Is there a place for endoscopic mucosectomy in early cancers of the cardia or esophagogastric junction?
T. Kawano, M. Endo (Tokyo)
Recently, the number of early cancers detected in the esophagogastric junction (EGJ) has been increasing with advances in endoscopic examination. Endoscopic mucosectomy (EM) for lesions in the EGJ is relatively difficult because the EGJ is a physiologically constrictive region. We have devised new techniques for mucosectomy with negative pressure (suction) called np-EEM (endoscopic esophageal mucosectomy with negative pressure using a transparent overtube) and EMRC (endoscopic mucosal resection using a cap-fitted panendoscope) for early esophageal cancers [1, 2]. With these techniques, it is not difficult to perform EM in the EGJ and cervical esophagus as well. In this paper, we describe the np-EEM technique and its usefulness for the evaluation of early cancers located at the EGJ and near EGJ.
Endoscopic mucosectomy by the np-EEM method
Instruments and technique
The np-EEM method requires a specially designed overtube called a multi-purpose tube (MP tube, MDU type) (Figure 1).

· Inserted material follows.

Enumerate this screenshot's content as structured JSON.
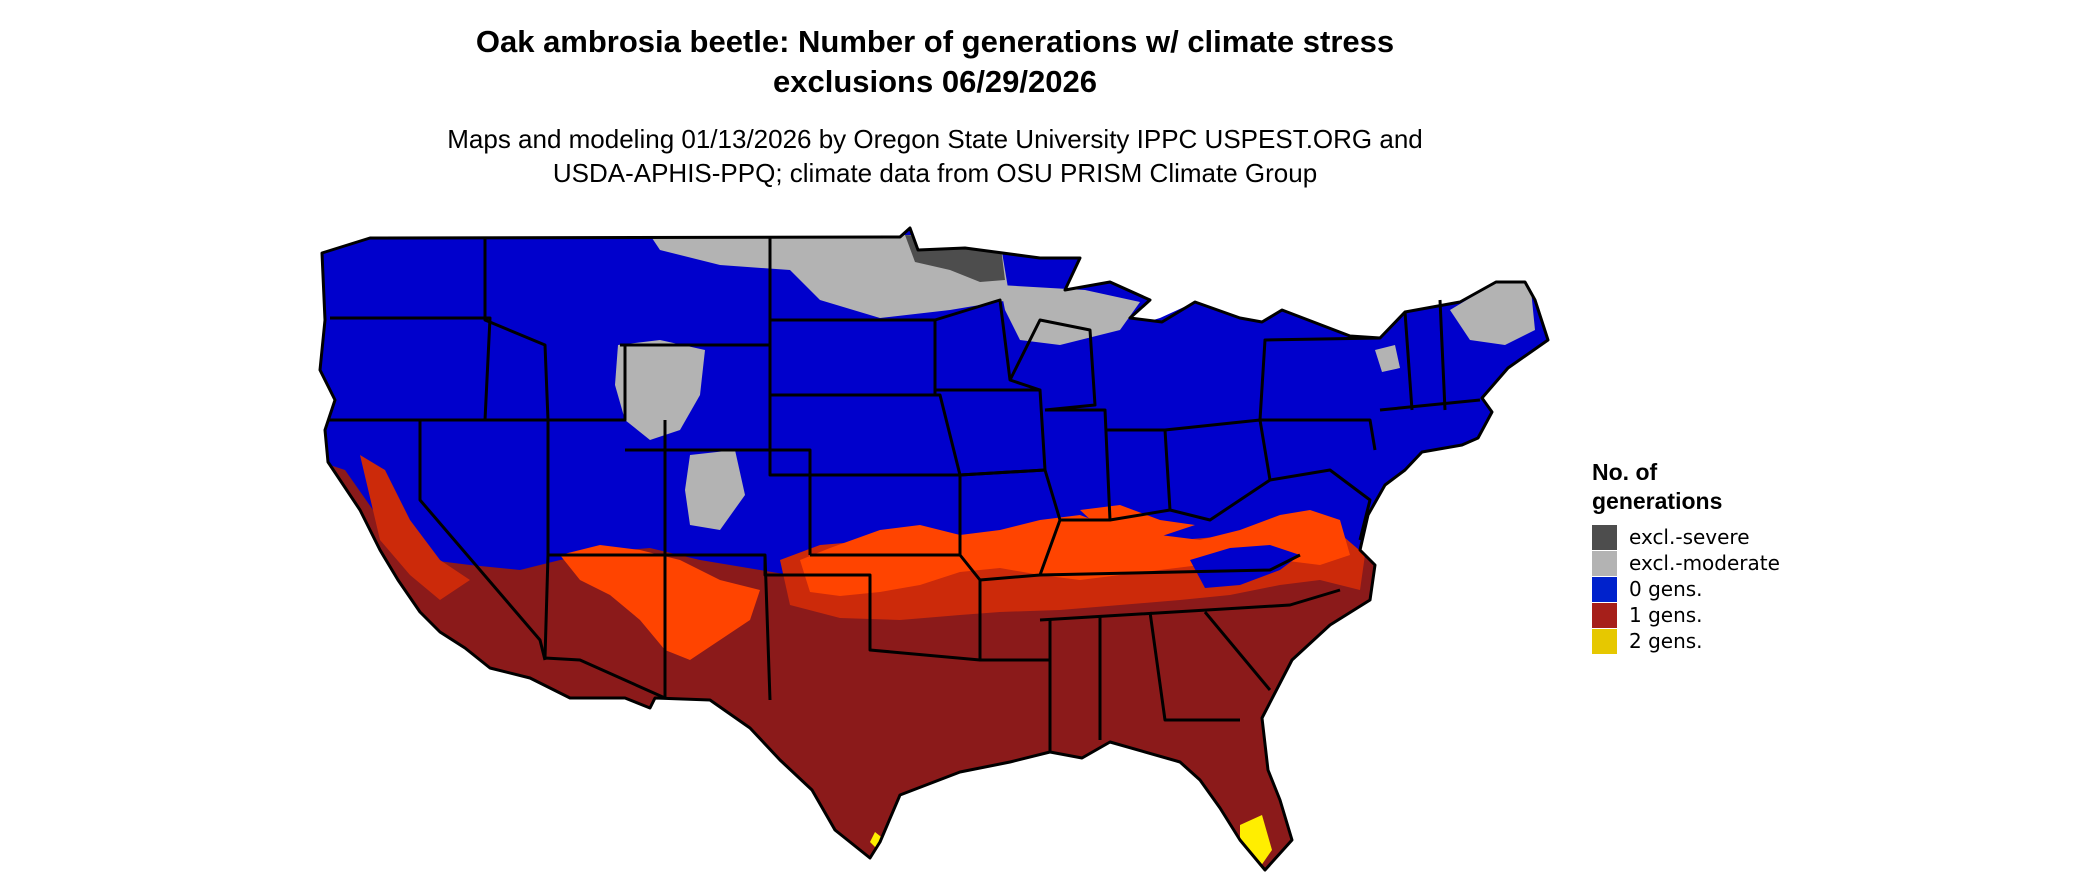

The MP tube is made entirely of almost transparent silicone, 60 cm (type A) or 55 cm (type B) in length, 15.5/12.0 mm in outer/inner diameter, with a proximal balloon for controlling the intraluminal negative pressure, a distal outer balloon for compression, a working channel, and a side hole for some management procedures. At first the MP tube was made manually by us, but it is now commercially available (Create Medic, Tokyo, Japan). Preparation is the same as for usual endoscopy, and an MP tube overlaid on the panendoscope can be inserted after endoscopic observation with little discomfort to the patient because the outer diameter is 15.5 mm and the tube is soft (Figure 2).
Figure 1. MP tube.
Figure 2. The techniques of endoscopic esophageal mucosectomy. From [1] with permission.

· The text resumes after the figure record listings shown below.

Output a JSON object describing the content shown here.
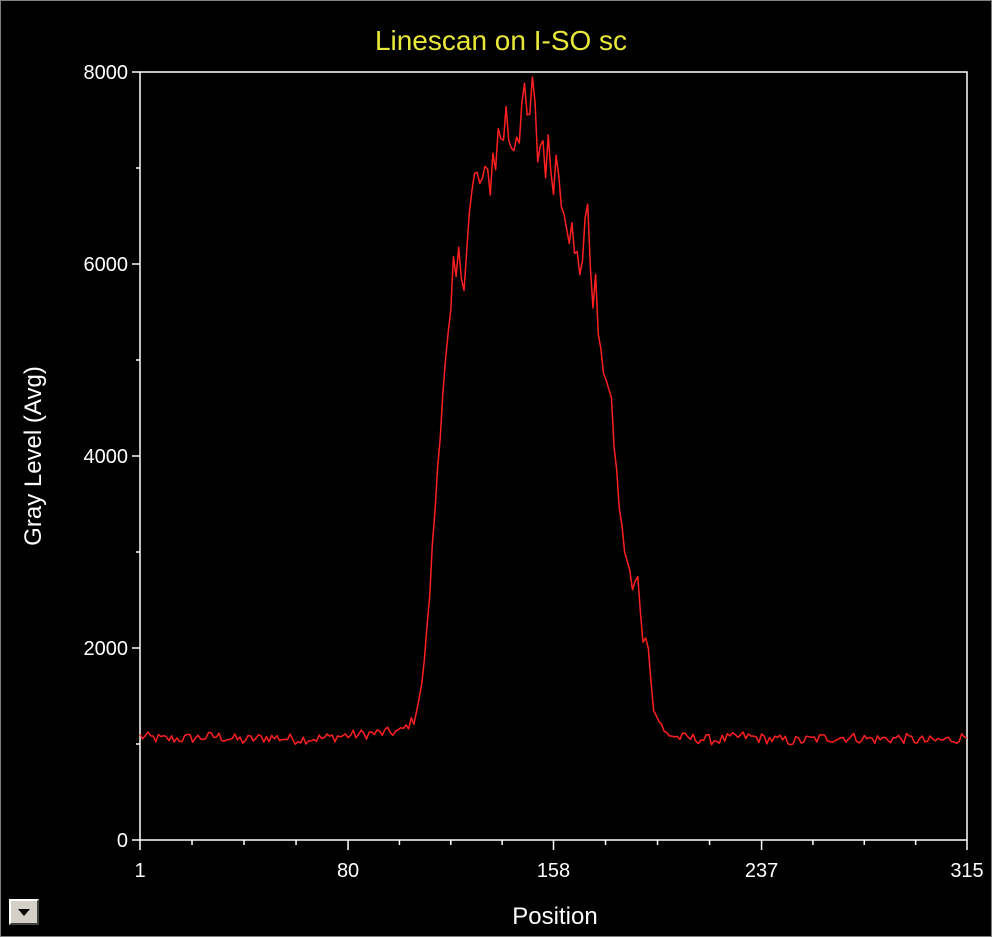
{
  "chart_data": {
    "type": "line",
    "title": "Linescan on I-SO sc",
    "xlabel": "Position",
    "ylabel": "Gray Level (Avg)",
    "xlim": [
      1,
      315
    ],
    "ylim": [
      0,
      8000
    ],
    "x_ticks": [
      1,
      80,
      158,
      237,
      315
    ],
    "y_ticks": [
      0,
      2000,
      4000,
      6000,
      8000
    ],
    "grid": false,
    "line_color": "#ff2020",
    "series": [
      {
        "x": [
          1,
          10,
          20,
          30,
          40,
          50,
          60,
          70,
          80,
          90,
          100,
          105,
          108,
          110,
          112,
          114,
          116,
          118,
          120,
          122,
          124,
          126,
          128,
          130,
          132,
          134,
          136,
          138,
          140,
          142,
          144,
          146,
          148,
          150,
          152,
          154,
          156,
          158,
          160,
          162,
          164,
          166,
          168,
          170,
          172,
          174,
          176,
          178,
          180,
          182,
          184,
          186,
          188,
          190,
          192,
          194,
          196,
          198,
          200,
          205,
          210,
          220,
          230,
          240,
          250,
          260,
          270,
          280,
          290,
          300,
          310,
          315
        ],
        "y": [
          1080,
          1050,
          1060,
          1080,
          1040,
          1070,
          1050,
          1060,
          1090,
          1110,
          1130,
          1250,
          1600,
          2200,
          3000,
          3900,
          4700,
          5200,
          5700,
          5900,
          6100,
          6500,
          6800,
          6850,
          6700,
          7000,
          7200,
          7350,
          7500,
          7300,
          7450,
          7650,
          7400,
          7700,
          7200,
          7300,
          7050,
          7100,
          7000,
          6800,
          6500,
          5950,
          6000,
          6500,
          6100,
          5600,
          5000,
          4850,
          4500,
          3800,
          3200,
          2900,
          2600,
          2700,
          2100,
          2050,
          1350,
          1250,
          1120,
          1070,
          1060,
          1040,
          1080,
          1050,
          1030,
          1060,
          1070,
          1050,
          1060,
          1030,
          1050,
          1080
        ]
      }
    ]
  },
  "controls": {
    "dropdown_icon": "chevron-down-icon"
  }
}
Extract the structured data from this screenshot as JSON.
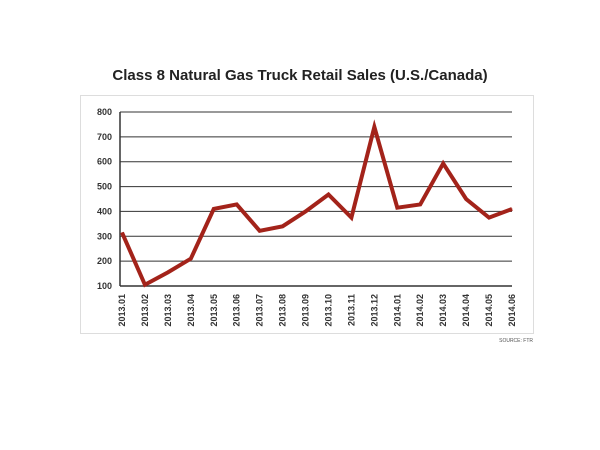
{
  "chart_data": {
    "type": "line",
    "title": "Class 8 Natural Gas Truck Retail Sales (U.S./Canada)",
    "xlabel": "",
    "ylabel": "",
    "categories": [
      "2013.01",
      "2013.02",
      "2013.03",
      "2013.04",
      "2013.05",
      "2013.06",
      "2013.07",
      "2013.08",
      "2013.09",
      "2013.10",
      "2013.11",
      "2013.12",
      "2014.01",
      "2014.02",
      "2014.03",
      "2014.04",
      "2014.05",
      "2014.06"
    ],
    "series": [
      {
        "name": "Retail Sales",
        "values": [
          315,
          105,
          155,
          210,
          410,
          428,
          322,
          340,
          400,
          468,
          375,
          740,
          415,
          428,
          593,
          450,
          375,
          410
        ]
      }
    ],
    "ylim": [
      100,
      800
    ],
    "yticks": [
      100,
      200,
      300,
      400,
      500,
      600,
      700,
      800
    ],
    "grid": true,
    "legend": "none",
    "source": "SOURCE: FTR",
    "line_color": "#a3231a"
  }
}
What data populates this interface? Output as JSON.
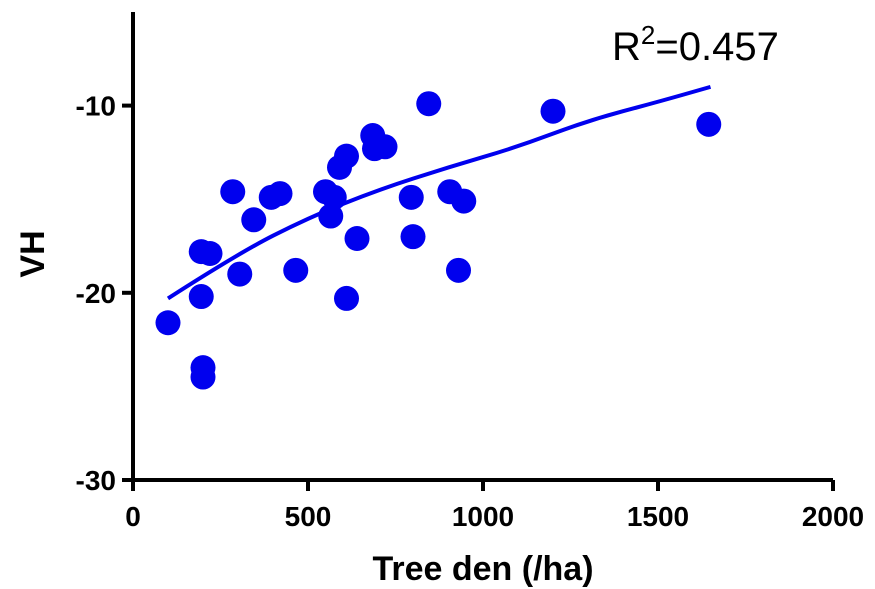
{
  "chart_data": {
    "type": "scatter",
    "title": "",
    "xlabel": "Tree den (/ha)",
    "ylabel": "VH",
    "xlim": [
      0,
      2000
    ],
    "ylim": [
      -30,
      -5
    ],
    "x_ticks": [
      0,
      500,
      1000,
      1500,
      2000
    ],
    "y_ticks": [
      -10,
      -20,
      -30
    ],
    "grid": false,
    "legend": "none",
    "annotation": {
      "base": "R",
      "sup": "2",
      "rest": "=0.457"
    },
    "series": [
      {
        "color": "#0000ee",
        "points": [
          {
            "x": 100,
            "y": -21.6
          },
          {
            "x": 195,
            "y": -20.2
          },
          {
            "x": 195,
            "y": -17.8
          },
          {
            "x": 220,
            "y": -17.9
          },
          {
            "x": 200,
            "y": -24.0
          },
          {
            "x": 200,
            "y": -24.5
          },
          {
            "x": 285,
            "y": -14.6
          },
          {
            "x": 305,
            "y": -19.0
          },
          {
            "x": 345,
            "y": -16.1
          },
          {
            "x": 395,
            "y": -14.9
          },
          {
            "x": 420,
            "y": -14.7
          },
          {
            "x": 465,
            "y": -18.8
          },
          {
            "x": 550,
            "y": -14.6
          },
          {
            "x": 565,
            "y": -15.9
          },
          {
            "x": 575,
            "y": -14.9
          },
          {
            "x": 590,
            "y": -13.3
          },
          {
            "x": 610,
            "y": -12.7
          },
          {
            "x": 610,
            "y": -20.3
          },
          {
            "x": 640,
            "y": -17.1
          },
          {
            "x": 685,
            "y": -11.6
          },
          {
            "x": 690,
            "y": -12.3
          },
          {
            "x": 720,
            "y": -12.2
          },
          {
            "x": 795,
            "y": -14.9
          },
          {
            "x": 800,
            "y": -17.0
          },
          {
            "x": 845,
            "y": -9.9
          },
          {
            "x": 905,
            "y": -14.6
          },
          {
            "x": 930,
            "y": -18.8
          },
          {
            "x": 945,
            "y": -15.1
          },
          {
            "x": 1200,
            "y": -10.3
          },
          {
            "x": 1645,
            "y": -11.0
          }
        ]
      }
    ],
    "fit_curve": {
      "color": "#0000ee",
      "points": [
        {
          "x": 100,
          "y": -20.3
        },
        {
          "x": 300,
          "y": -17.9
        },
        {
          "x": 500,
          "y": -16.0
        },
        {
          "x": 700,
          "y": -14.5
        },
        {
          "x": 900,
          "y": -13.3
        },
        {
          "x": 1100,
          "y": -12.2
        },
        {
          "x": 1300,
          "y": -10.8
        },
        {
          "x": 1500,
          "y": -9.8
        },
        {
          "x": 1650,
          "y": -9.0
        }
      ]
    }
  }
}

Is there a place for endoscopic mucosectomy in early cancers of the cardia or EGJ ?
Based on our experience with 97 patients with esophageal diseases receiving endoscopic mucosectomy, the method is safe and easy for lesions that are elevated after submucosal saline injection (negative non-lifting sign) and offers detailed histopatholocial findings, i.e. depth of tumor invasion, lymphatic and vessel involvement, and safety margin of resection [3]. We believe that endoscopic mucosectomy has an important diagnostic place in patients with superficial esophageal cancer suspected of being mucosal or superficial submucosal for selecting the most appropriate therapeutic modality. In np-EEM, the MP tube allows reliable, wide (3 x 2 cm in average) mucosectomy at any place in the esophagus. Moreover, repetitive mucosectomy is also easy. Although we have only 6 cases of EM in or near the EGJ (Figures 3 and 4), we believe the application of np-EEM for diseases in the EGJ offers many advantages to patients with small early cancers.

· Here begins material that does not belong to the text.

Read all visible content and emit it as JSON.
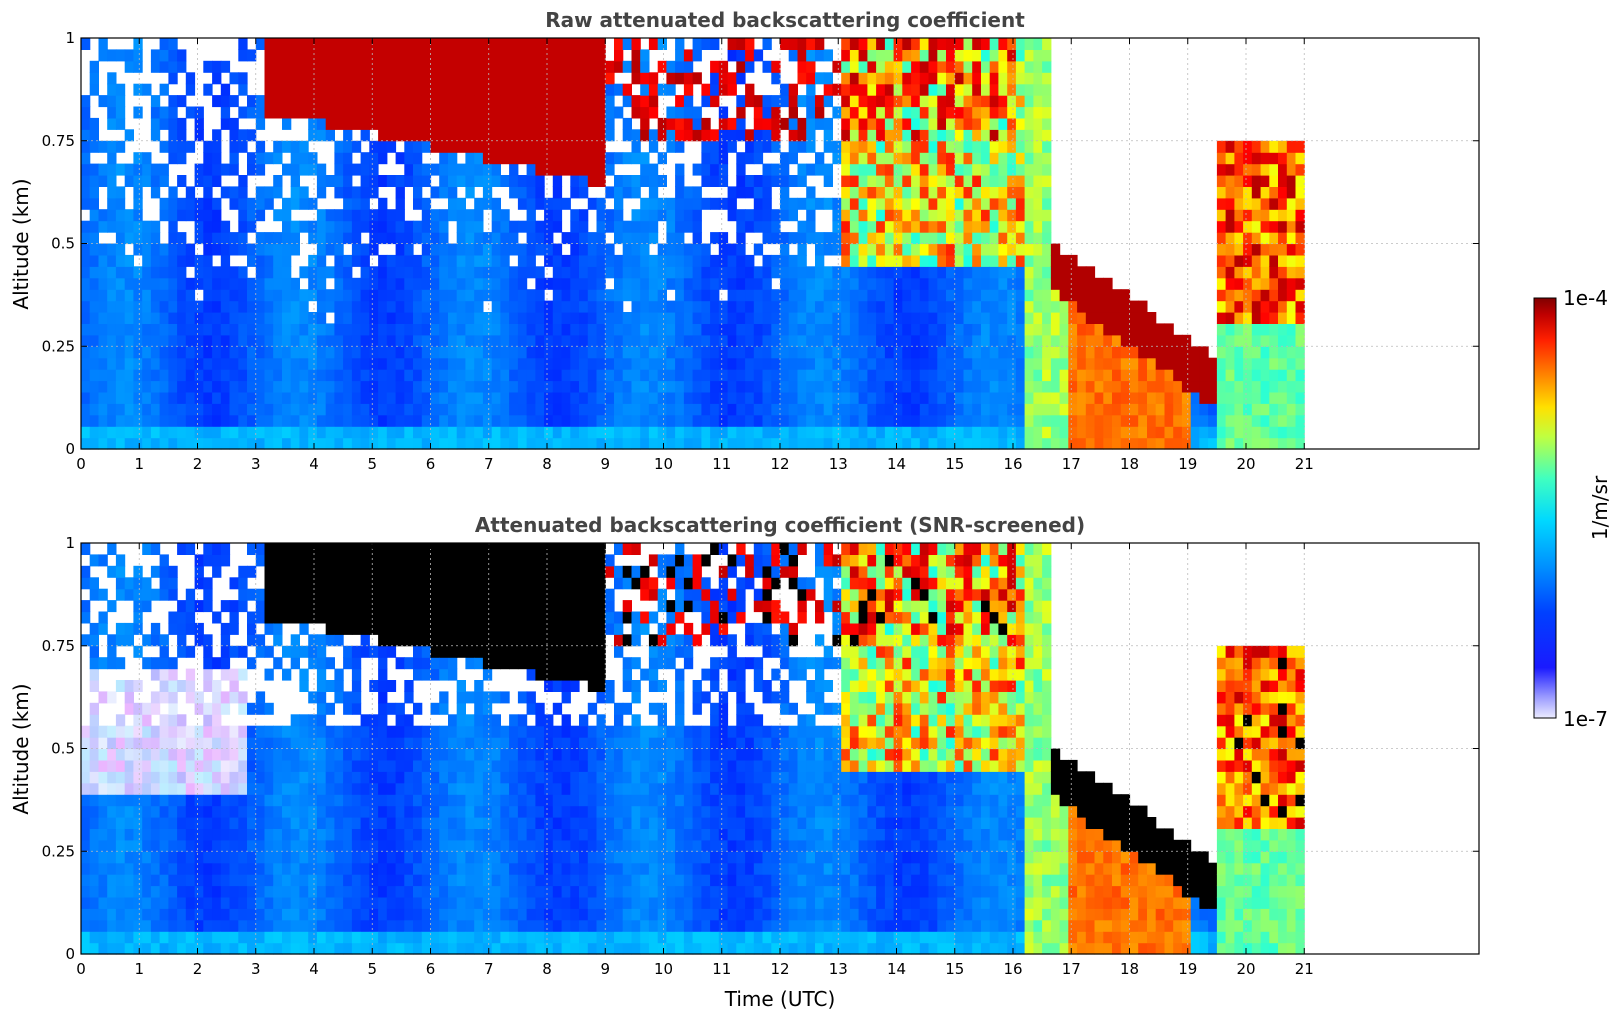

Figure 3. A case of mucosectomy by np-EEM. a, b, c. Endoscopic view of a so-called inflammatory polyp associated with reflux esophagitis on the EGJ (c: through a side hole of the MP tube). d. Artificial ulcer on the EGJ after mucosectomy. e. Macroscopic view of the mucosectomized specimen. SCJ: squamo-columnar junction.
Figure 4. A case of mucosectomy by np-EEM. a, b. Resected specimen of a squamous cell carcinoma located on near EGJ. SCJ: squamo-columnar junction. c. Endoscopic view of the EGJ 3 days after mucosectomy.